この考え方からは、「お金がないから良いものを生み出せない」という経営上の意識の障壁は、結構簡単に乗り越えられると思わないだろうか。そんなものは幸せな状態を創り出すにあたって根源的に必要なものではないからである。つまり、お金がなくても人々に貢献していく方法なんていくらでも創り出せると思われる。満足度は、お金があってもなくても大して関係ない。お金自体では大したものを生み出すことはできないだろう。生み出したい幸福のために、手段の一つとしてお金が動くことがあるというぐらいのものだと思う。もともと「お金から何か幸せが生み出されるものだ」という発想は、間違いであると思う。その辺も考えて組織や社会の制度をつくると、皆が共に幸せになれる組織の運営形態をつくり出すことができると思う。


 そのため、私たちの仕事に重要なのは、「社会の人々にどれだけの幸福度を生み出せるか」という価値の創造性を重視することが大切であると思われる。「お金を求める以前に、人々と共に感じられる幸せを思うべきである」という考え方が物事を改善していく上で妥当性が高い考え方ではないだろうか。このように考えると、金銭的につらい境遇に陥っていたとしても、「この場から頑張っていこう」と思えたりすることもあるのではないだろうか。そういう考えが組織内に普及し、お金と社会との関係の認識が十分に定まっていると、安易な金銭的不満によって組織のモチベーションが低下してしまうようなことも少なくなるのではないかと思われる。

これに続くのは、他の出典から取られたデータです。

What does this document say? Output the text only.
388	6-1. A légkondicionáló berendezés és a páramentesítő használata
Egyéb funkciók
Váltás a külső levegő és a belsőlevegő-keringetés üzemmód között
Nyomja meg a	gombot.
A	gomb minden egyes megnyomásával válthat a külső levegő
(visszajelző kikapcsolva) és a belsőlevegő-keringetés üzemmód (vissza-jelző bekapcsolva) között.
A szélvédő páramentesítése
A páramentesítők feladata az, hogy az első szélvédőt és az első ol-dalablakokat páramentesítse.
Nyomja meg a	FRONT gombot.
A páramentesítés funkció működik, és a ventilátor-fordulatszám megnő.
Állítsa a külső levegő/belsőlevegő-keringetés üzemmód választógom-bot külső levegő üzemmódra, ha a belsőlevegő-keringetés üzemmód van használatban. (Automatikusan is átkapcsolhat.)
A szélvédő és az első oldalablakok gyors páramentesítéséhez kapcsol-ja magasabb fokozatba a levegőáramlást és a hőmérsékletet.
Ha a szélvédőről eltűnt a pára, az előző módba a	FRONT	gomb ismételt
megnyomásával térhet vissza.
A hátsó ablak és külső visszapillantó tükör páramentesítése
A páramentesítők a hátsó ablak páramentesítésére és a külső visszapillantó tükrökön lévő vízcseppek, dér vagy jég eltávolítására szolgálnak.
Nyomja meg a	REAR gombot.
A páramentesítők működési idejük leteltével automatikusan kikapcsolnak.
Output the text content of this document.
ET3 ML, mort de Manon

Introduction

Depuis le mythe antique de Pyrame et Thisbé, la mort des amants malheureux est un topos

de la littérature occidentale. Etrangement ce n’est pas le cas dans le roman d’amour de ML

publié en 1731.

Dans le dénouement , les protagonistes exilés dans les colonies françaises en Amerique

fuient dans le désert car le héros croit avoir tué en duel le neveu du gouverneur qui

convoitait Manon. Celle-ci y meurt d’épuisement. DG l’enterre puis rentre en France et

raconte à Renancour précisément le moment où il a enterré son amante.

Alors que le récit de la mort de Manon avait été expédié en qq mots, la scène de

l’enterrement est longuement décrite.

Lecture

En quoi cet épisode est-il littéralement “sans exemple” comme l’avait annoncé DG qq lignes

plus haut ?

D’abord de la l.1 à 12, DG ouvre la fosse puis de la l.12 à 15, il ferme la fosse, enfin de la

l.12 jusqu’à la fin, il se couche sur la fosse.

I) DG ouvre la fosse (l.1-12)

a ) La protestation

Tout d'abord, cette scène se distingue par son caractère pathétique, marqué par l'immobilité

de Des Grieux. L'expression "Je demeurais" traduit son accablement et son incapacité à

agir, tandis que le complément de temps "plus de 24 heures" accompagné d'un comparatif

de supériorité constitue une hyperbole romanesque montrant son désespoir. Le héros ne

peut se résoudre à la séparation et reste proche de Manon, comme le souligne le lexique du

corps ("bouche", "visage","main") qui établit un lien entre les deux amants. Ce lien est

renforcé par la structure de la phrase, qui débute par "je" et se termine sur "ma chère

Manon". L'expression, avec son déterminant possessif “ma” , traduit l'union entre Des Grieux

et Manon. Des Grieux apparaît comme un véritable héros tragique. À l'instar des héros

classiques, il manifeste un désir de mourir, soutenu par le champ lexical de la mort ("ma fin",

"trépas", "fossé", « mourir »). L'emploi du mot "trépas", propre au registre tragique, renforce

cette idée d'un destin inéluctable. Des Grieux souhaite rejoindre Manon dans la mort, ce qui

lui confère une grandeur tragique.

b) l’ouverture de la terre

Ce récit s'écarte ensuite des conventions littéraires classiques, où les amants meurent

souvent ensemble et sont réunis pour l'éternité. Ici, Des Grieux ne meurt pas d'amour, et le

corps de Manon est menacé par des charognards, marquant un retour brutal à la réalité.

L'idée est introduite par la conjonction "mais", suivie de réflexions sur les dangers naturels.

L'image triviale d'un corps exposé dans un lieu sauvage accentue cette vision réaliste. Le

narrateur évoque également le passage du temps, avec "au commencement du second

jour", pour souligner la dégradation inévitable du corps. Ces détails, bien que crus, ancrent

 そのような理由から、仕事や企業活動では、「共に生きていくために社会との協力関係を築いている組織」をつくり出していくことが大切だと思う。その助け合いや共生関係の分野や領域の考え方は社会階層や組織、団体などによってそれぞれ異なるところがあると思う。それら様々な社会の側面の全体で、全人類を共生させていくバランスを保てるように設計していくことが大切だと思う。


 その役割の視点では、お金は「生命配分のエネルギー」と言えるような部分もあると思う。お金は、人の感じる価値をお金という形で将来に向かって保存できるのである。お金を使った交流は、物々交換ではないので、万人と取引することができる。その共通の価値というエネルギー単位を形にしたものである。


 社会の中でお金という価値のエネルギーは、人の生命の存続と気持ちの高揚のために使われ、他者に渡っていくのである。できればその過程を回りまわって、お金の価値のエネルギーを人類の生命活動の永続的運営に最大限貢献できるように使っていき、回していきたいものである。その役割配分の中に、地方創生とか国際化などの政治政策の視野も経営と同時に組み合わせて考えていくといいのではないかと思われる。


 以上のお金の見方についての話を少しまとめることとする。お金は人間社会が生まれた後につくりだしたものであり、お金は社会の中で人々と価値を分け合う交流手段として利用されているものである。そのため、お金を得ていくことを仕事の目的として考えてしまうのはやや短絡的な考え方であり、社会全体で見ると成り立たない考え方である。その見方ではより良い価値を生み出し、この社会の中で秩序あるバランスのとれた充実した生き方を継続していくことができないと考えられる。お金を扱う上では、仕事の目標を自分自身と社会の人々とが共により良い生存運営を行っていけるように位置づけることが大切であると考えられる。